Used by Fragomeni et al. (2021) multiple regression analysis and stepwise regression analysis in the evaluation of the relationship between different geotechnical parameters showed the possibility of developing predictive models, the effectiveness and reliability of which are better than others. They also indicated that their use saves time and money in laboratory research. On the other hand, Gołębiowska and Hyb (2008) formulated conclusions regarding the uncertainty of the parameters determined in the hydrometer analysis, i.e. the equivalent diameter (dT) and their content (ZT). They determined the mean uncertainty of dT equal to 3% (dT ± 3% dT) and the uncertainty of the particle content (ZT) equal to 8% of the particle size at R hydrometer readings below 5 (ZT ± 8% ZT) and at larger readings equal to 3% particle size (ZT ± 3% ZT).

The determination of the uncertainty of the dT and ZT values for the models made in this research was carried out by comparing the actual value of the equivalent grain diameter (dT_real), calculated on the basis of the actual R reading (R_real), to the dT values calculated on the basis of the R value provided in the models. The predicted R value obtained as a result of the fivefold validation was averaged for MLP with the sigmoid function in the hidden layers (one – R_ONE or two – R_TWO) and the identity function in the output layer. Then, on their basis, dT_ONE, dT_TWO, ZT_ONE and ZT_TWO were calculated.

Subsequently, the differences between the real dT and ZT values and the calculated value from the predicted R readings were determined. The results are summarized in Table 7.

Table 7 The mean values of the differences between the real dT and ZT values and the dT and ZT values calculated from the predicted R values based on MLP with one hidden layer (MLP 1 sig id) and MLP with two hidden layers (MLP 2 sig id) with sigmoid activation function in hidden layers and identity in the output layer

The presented results show that both the dT and ZT values, calculated on the basis of the predicted values of the R, are within the acceptable limits for the uncertainty of these determinations. In the case of ZT, a higher error is noticeable for R_real > 5 readings. This is due to the much smaller number of samples whose reading after 24 h exceeded this value. A similar value of the mean error for the entire data set to the error value for the R readings ≤ 5 shows that the solution presented in the article can be used successfully for the entire data set without differentiating the samples due to the value of the last R reading.

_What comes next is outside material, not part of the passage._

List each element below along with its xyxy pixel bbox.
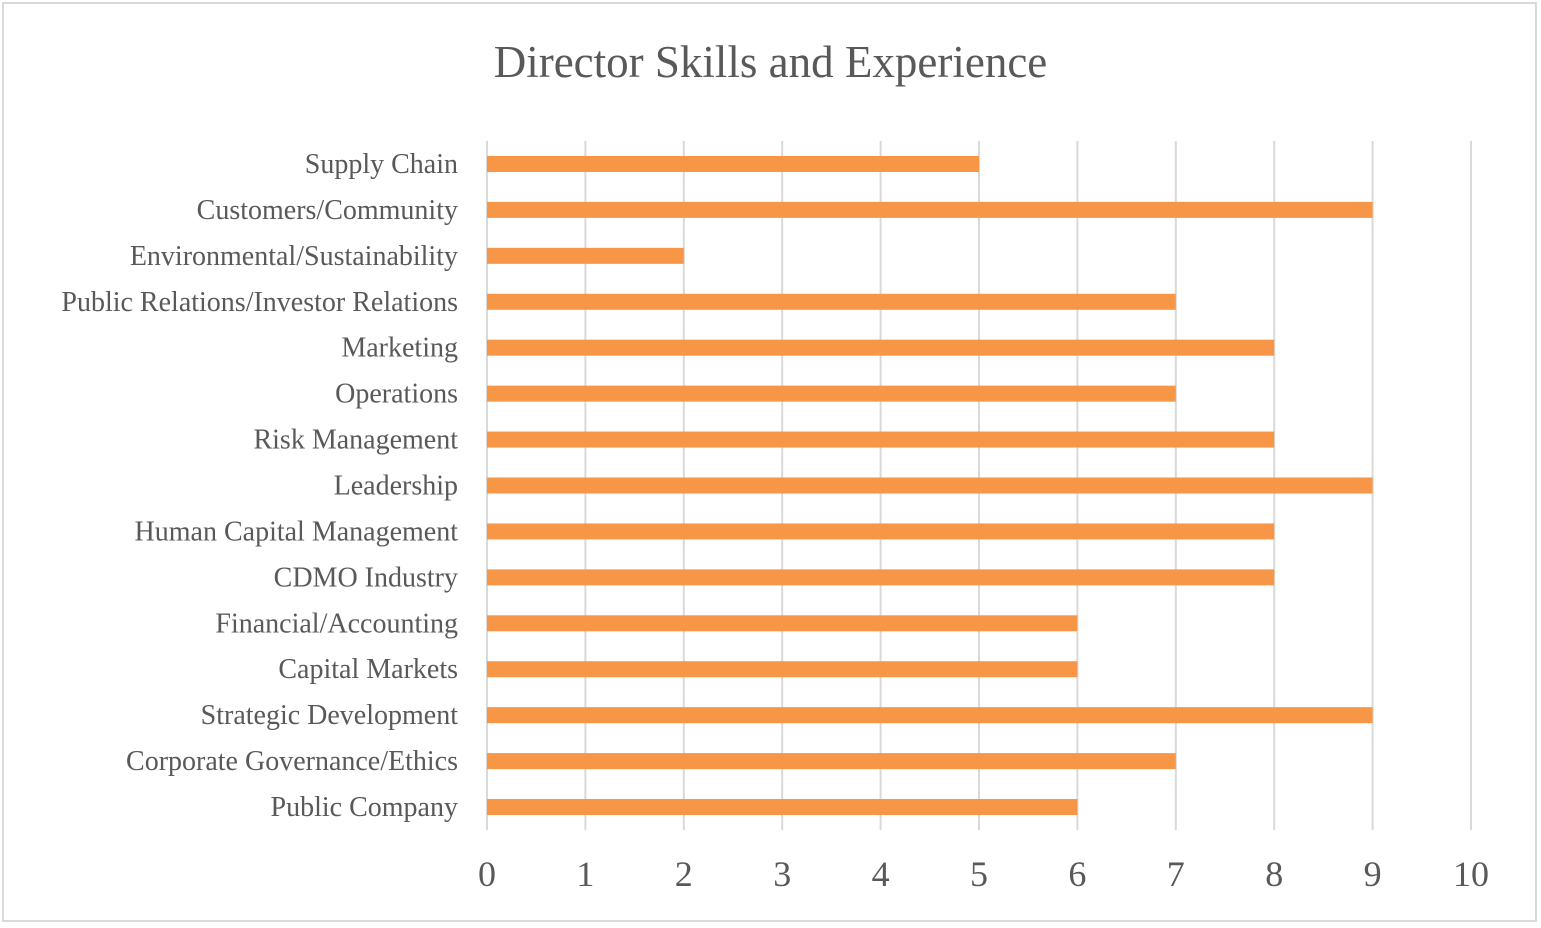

The machine learning methods used in the analyses in this article (linear regression, CRT and MLP) treat the hydrometer readings as separate predictors, they do not take into account in any way the fact that they were read in a specific order, at moments of time separated by a known number of minutes. Probably the problem of predicting hydrometer readings could also be analysed as time series forecasting problem, for which dedicated more advanced techniques can be used (eg. recurrent neural networks). This may be the subject of further research. However, it should be borne in mind that the results may not be satisfactory. This is due to the fact that the studied time series are short and consist of observations at only a few time points. Moreover, the analysed time series (hydrometer readings) are monotonic (non-increasing) what simplifies the situation and means that less advanced methods may be sufficient.

5 Conclusions

Optimization of the research process can be achieved through the construction of new equipment or the improvement of existing equipment or research method. However, the process is not simple and fast. They are also often unfavorable or not financially optimal solutions. The use of statistical tools, including neural networks, is a much simpler, faster and cheaper solution. It only requires a sufficient amount of data and basic statistical software.

The methodology presented in the article presents the possibility of using neural networks in the prediction of hydrometer readings after 24 h, which allows for significant shortening of the test and optimization of laboratory procedures without compromising the credibility of the obtained results. The calculations performed also showed the possibility of predicting the hydrometer readings after 1 h, 2 h and 4 h. In the case of readings for these times, the accuracy is lower, but it can still be used to determine the grain size composition for soils with less differentiation and a lower content of clay and silt fractions.

Considering the uncertainty of hydrometric determinations, the obtained forecast value is lower than this uncertainty, therefore neural networks can be used to predict the results of this type of research. However, the condition for the laboratory to use neural networks to predict readings is to collect a sufficiently large database of full hydrometric test readings for soils that may differ in type and origin, but occur in a defined geographical area. It is also recommended to periodically update and calibrate the results by performing control tests.